One last thing (and then I will be quiet, ha)...I would like to clarify that although I appreciate the conciliatory efforts of Vatican II, there is a part of me that will never accept its doctrines completely. Mostly b/c Vatican II perpetuates the infallibility doctrine of the pope pronounced at Vatican I.

I find it curiously interesting how Roman Catholic theologians like O'Malley uphold ideas about Vatican II and its ecclesial hopes (i.e. vertical to horizontal) knowing the issue of papel primacy is upheld in its fullness. O'Malley sounds more like an Old Catholic than a Roman Catholic. Meaning, so long as there is primacy and infallibility of the pope, where there is power and hierarchy, there is little room for O'Malley's beautiful ideas. Universal ecclesiology is how the Roman Church understands itself theologically, and the concept of primacy works well in this theological school of thought. Certain ideas O'Malley ponders about the church just will not come to fruition as long as there is papal primacy, infallibility, and universal jurisdictional supremacy in the church. Universal ecclesiology, by its very foundation, presupposes a primacy of power and authority that creates an "ecclesiological vacuum" of hierarchy and submission.

I would argue that most "Vatican II" progressive Roman Catholics today are more Old Catholic than Roman b/c they clearly reject (whether conciously knowing it or not) the very premise universal ecclesiology is built upon. They embrace more of an Old Catholic understanding of the church where the universality of the church is manifested eucharistically -- where unity in diversity can be genuinely fostered. Primacy has no place in eucharistic ecclesiology because its understanding of authority is manifested in authority and love, not power. Here every local Catholic Church is the full manifestation of the Catholic Church b/c Christ resides fully and wholly there in the celebration of Eucharist and the other sacraments of the church. The local Church is fully Catholic only because it relates to other local Churches through shared authority and love manifested in the locally elected episcopacy -- here authority is manifested through conciliatory relationships and not juridical power.

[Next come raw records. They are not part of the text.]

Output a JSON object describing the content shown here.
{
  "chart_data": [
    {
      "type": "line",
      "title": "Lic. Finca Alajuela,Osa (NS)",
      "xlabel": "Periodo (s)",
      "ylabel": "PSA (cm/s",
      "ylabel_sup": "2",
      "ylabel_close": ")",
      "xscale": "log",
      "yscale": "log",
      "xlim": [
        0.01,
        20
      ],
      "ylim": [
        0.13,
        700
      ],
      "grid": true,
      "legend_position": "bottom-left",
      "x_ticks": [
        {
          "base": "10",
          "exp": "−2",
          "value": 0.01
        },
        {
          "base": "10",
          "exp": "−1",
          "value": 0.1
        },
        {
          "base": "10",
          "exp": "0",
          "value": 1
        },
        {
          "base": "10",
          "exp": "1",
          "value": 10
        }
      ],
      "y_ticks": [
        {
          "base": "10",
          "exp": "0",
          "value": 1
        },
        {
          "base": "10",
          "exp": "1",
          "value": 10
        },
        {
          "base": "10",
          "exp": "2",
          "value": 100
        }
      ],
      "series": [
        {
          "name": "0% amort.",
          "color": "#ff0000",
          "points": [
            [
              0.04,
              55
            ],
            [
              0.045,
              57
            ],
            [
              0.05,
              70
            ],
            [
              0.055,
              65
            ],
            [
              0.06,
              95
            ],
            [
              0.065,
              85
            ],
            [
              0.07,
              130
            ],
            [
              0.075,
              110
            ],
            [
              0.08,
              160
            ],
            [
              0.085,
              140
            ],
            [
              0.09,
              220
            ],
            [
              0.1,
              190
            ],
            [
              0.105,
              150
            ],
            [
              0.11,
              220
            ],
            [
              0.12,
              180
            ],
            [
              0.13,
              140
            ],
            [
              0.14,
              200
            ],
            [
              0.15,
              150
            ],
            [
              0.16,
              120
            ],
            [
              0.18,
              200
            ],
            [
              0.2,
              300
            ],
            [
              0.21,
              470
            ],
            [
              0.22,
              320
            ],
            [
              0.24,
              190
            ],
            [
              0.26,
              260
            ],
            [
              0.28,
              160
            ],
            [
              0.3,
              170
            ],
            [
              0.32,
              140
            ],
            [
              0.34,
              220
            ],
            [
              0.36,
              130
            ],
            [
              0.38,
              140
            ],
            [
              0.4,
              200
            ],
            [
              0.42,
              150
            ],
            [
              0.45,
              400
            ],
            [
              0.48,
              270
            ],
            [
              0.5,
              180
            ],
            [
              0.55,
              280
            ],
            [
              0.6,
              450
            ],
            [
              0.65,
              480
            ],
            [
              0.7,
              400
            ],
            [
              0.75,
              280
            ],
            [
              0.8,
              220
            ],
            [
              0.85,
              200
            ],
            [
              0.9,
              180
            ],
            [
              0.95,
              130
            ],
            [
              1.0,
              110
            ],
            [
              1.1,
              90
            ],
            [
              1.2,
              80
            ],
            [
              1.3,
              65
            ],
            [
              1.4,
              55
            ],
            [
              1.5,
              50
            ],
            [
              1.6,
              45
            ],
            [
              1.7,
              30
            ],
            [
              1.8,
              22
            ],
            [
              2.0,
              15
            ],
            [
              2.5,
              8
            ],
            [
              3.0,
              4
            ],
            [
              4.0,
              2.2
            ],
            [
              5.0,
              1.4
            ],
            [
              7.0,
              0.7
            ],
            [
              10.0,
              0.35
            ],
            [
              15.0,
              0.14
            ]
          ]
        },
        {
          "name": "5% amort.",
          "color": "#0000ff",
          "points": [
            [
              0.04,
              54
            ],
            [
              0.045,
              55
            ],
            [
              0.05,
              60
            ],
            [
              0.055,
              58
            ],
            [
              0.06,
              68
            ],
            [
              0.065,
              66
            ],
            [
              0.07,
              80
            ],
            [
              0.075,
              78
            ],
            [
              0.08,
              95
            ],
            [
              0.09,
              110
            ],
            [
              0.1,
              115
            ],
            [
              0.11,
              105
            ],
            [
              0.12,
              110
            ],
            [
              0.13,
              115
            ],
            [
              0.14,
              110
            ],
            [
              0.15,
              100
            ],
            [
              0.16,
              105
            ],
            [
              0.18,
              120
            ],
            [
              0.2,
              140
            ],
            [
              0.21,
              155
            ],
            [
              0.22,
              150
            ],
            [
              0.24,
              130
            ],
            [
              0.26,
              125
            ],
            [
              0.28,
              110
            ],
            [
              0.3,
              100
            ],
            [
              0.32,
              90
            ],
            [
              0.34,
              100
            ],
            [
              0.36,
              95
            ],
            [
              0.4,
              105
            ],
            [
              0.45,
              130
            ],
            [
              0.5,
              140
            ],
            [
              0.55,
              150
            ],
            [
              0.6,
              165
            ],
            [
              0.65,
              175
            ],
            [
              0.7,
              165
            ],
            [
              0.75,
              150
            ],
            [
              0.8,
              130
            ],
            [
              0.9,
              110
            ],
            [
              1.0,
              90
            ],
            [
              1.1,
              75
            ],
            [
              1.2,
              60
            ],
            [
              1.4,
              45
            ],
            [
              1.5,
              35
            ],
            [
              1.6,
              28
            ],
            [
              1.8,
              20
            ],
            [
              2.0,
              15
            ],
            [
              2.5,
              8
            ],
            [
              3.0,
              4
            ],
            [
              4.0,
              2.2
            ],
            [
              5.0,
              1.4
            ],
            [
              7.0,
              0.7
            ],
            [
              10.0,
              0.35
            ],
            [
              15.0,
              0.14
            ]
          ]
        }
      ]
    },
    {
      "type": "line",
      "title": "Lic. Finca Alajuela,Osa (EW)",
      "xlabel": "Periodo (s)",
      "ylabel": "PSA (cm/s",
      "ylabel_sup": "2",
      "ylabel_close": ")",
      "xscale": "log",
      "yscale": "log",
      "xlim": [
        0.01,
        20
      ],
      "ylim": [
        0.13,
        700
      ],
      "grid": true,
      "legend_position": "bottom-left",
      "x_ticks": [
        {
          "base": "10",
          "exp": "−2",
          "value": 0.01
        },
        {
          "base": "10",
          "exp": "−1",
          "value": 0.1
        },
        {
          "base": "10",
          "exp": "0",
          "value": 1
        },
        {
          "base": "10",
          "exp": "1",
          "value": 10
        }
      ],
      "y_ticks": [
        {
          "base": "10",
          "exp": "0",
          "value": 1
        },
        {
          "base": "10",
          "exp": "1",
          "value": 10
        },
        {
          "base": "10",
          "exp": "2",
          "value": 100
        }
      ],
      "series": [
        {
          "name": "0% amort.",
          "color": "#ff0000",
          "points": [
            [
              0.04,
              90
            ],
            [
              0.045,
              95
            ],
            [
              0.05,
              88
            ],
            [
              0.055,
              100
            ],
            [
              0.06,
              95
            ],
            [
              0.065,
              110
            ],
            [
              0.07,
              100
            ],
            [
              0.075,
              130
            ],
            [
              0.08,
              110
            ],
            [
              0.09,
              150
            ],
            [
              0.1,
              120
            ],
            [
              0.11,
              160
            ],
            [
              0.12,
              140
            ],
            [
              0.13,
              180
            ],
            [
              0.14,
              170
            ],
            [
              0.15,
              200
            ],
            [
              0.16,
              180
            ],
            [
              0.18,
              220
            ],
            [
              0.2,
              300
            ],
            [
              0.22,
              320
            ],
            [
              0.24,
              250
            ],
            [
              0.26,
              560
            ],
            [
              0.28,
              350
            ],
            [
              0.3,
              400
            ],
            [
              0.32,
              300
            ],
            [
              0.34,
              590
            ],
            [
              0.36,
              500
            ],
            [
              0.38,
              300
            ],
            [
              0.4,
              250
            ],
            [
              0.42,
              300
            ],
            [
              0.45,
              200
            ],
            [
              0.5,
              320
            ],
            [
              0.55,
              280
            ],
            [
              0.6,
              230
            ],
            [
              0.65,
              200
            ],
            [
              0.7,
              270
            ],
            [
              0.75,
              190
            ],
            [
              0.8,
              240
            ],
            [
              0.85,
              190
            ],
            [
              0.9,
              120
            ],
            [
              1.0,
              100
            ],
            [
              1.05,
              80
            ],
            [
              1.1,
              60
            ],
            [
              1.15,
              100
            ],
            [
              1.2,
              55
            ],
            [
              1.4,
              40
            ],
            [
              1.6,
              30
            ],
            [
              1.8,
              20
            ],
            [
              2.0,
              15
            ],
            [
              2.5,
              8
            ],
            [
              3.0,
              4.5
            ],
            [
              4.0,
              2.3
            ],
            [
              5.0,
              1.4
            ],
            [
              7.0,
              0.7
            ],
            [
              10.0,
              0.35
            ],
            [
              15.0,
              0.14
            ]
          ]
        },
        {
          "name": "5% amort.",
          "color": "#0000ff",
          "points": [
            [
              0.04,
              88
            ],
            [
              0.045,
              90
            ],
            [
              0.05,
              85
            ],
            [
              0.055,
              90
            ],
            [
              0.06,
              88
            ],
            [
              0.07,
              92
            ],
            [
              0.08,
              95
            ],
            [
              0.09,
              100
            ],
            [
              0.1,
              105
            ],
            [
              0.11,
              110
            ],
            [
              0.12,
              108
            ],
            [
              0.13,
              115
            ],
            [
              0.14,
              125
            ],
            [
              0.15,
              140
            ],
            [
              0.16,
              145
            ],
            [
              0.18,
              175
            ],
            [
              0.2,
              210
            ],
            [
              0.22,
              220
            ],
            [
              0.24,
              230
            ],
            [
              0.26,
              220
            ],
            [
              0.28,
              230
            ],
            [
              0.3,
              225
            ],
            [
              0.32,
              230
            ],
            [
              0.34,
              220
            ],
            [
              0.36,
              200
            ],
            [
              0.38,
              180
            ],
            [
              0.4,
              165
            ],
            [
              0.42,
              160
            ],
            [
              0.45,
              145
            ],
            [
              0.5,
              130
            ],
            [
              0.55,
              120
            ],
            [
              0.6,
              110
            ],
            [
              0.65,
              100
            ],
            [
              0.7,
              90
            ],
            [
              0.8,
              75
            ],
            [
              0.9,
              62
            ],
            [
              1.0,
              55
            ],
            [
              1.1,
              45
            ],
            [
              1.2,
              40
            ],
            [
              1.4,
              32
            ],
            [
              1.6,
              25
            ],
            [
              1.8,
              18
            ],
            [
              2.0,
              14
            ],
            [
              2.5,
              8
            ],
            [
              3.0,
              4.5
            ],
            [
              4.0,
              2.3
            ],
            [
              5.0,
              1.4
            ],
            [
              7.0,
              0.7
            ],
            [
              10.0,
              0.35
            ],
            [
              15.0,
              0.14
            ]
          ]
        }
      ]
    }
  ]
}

Old Catholics cherish the ancient early church tradition when certain local Church's (like Rome) were looked to as possessing a certain divine gift of priority in helping other local church's in solving questions and controversies among other churches. Here Rome is looked to as possessing a priority in the church to be the servant of the servant churches. This concept is continuely interpreted throughout history and is not a static idea in the least. This, however, is a different concept from primacy b/c priority is not power driven and does not set the Roman Church or the pope apart from the body of the local Churches throughout the world in constituting the one body of Christ.

To read more about eucharistic ecclesiology, please read Russian Orthoddox priest and theologian Nicholas Affanasiev's essay "The Church which Presides in Love." Fr. Nicholas is the one who coined term "eucharistic ecclesiology" and his theology in influential in Old Catholic theology.

Paula said...

Hi, Bob. I understand your point about not being part of the Roman Church as it is today in order to preserve sanity. Each of us has to do what we have to do.

And if I understand your point about many of us Romans being in line with Old Catholic rejection of papal primacy, I see that too. It is a question of what "primacy" means. Isn't the ministry of the pope to be a unifying symbol? He can do a lousy job of it on a spiritual level but the concrete element of symbol is there. We have to acknowledge his failure to manifest Jesus and then we have to continue to try to do that ourselves either within or without the Roman institution. You and John are an inspiration in the way you do that.